Up to 20 per cent of the equity was made available to management and employees subject to performance targets being met. The MoD accepted the incentive scheme for this deal but was not involved in designing the scheme, nor did it seek specialist professional advice. The top ten managers at QinetiQ received shares worth £107 million at the time of flotation, from an investment of just over £500,000. These returns were greater than MoD had expected and came about as a result of higher growth in the value of the equity which also benefited the taxpayer. We think that the the returns to management exceeded what was necessary to incentivise them.
The MoD must actively manage ongoing risks to ensure it achieves long term value for money from the deal. The price of the LTPA is renegotiated every five years to agree a reduction in the price for the next five year period. If there are no other suppliers who are able to provide these services there could be a significant risk to value for money. The MoD needs to act as an intelligent customer to ensure that the envisaged cost savings are realised.
Sir John Bourn, head of the National Audit Office, said today:
“The move to privatise QinetiQ was effective in safeguarding the viability of a business of national importance and secured half a billion pounds for the taxpayer. However, I believe more money should have been secured for the public purse.
“And it is of concern that the Ministry of Defence did not seek specialist advice on the incentive scheme, which resulted in the top ten managers owning shares worth £107m. This level of return exceeded what was necessary to incentivise management.
“The MoD must now be proactive in managing the remaining risks to deliver the long term value for money from the deal.”
Notes for Editors:
Press notices and reports are available from the date of publication on the NAO website, which is at www.nao.org.uk. Hard copies can be obtained from The Stationery Office on 0845 702 3474.
The Comptroller and Auditor General, Sir John Bourn, is the head of the National Audit Office which employs some 850 staff. He and the NAO are totally independent of Government. He certifies the accounts of all Government departments and a wide range of other public sector bodies; and he has statutory authority to report to Parliament on the economy, efficiency and effectiveness with which departments and other bodies have used their resources.

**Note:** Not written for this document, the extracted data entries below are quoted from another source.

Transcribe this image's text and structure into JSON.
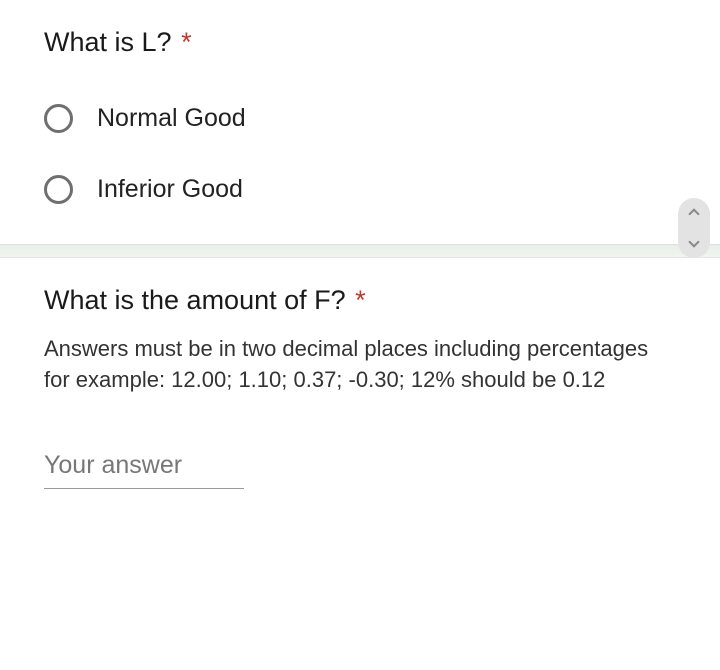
{
  "q1": {
    "title": "What is L?",
    "required_marker": "*",
    "options": [
      {
        "label": "Normal Good"
      },
      {
        "label": "Inferior Good"
      }
    ]
  },
  "q2": {
    "title": "What is the amount of F?",
    "required_marker": "*",
    "helper": "Answers must be in two decimal places including percentages for example: 12.00; 1.10; 0.37; -0.30; 12% should be 0.12",
    "answer_placeholder": "Your answer"
  }
}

The Long Term Partnering Agreement is a 25 year contract that funds the rationalisation and maintenance of the equipment and facilities used in the testing and evaluation of military equipment. QinetiQ could receive projected revenues of £5.6bn, although these will be renegotiated every five years. The MoD must also pay for individual tests and trials conducted on the facilities.
Internal Rate of Return is the interest rate used to discount cash flows that makes the net present value of all cash inflows and outflows equal zero. It is a common means of ranking investments, the higher the return the more profitable the investment.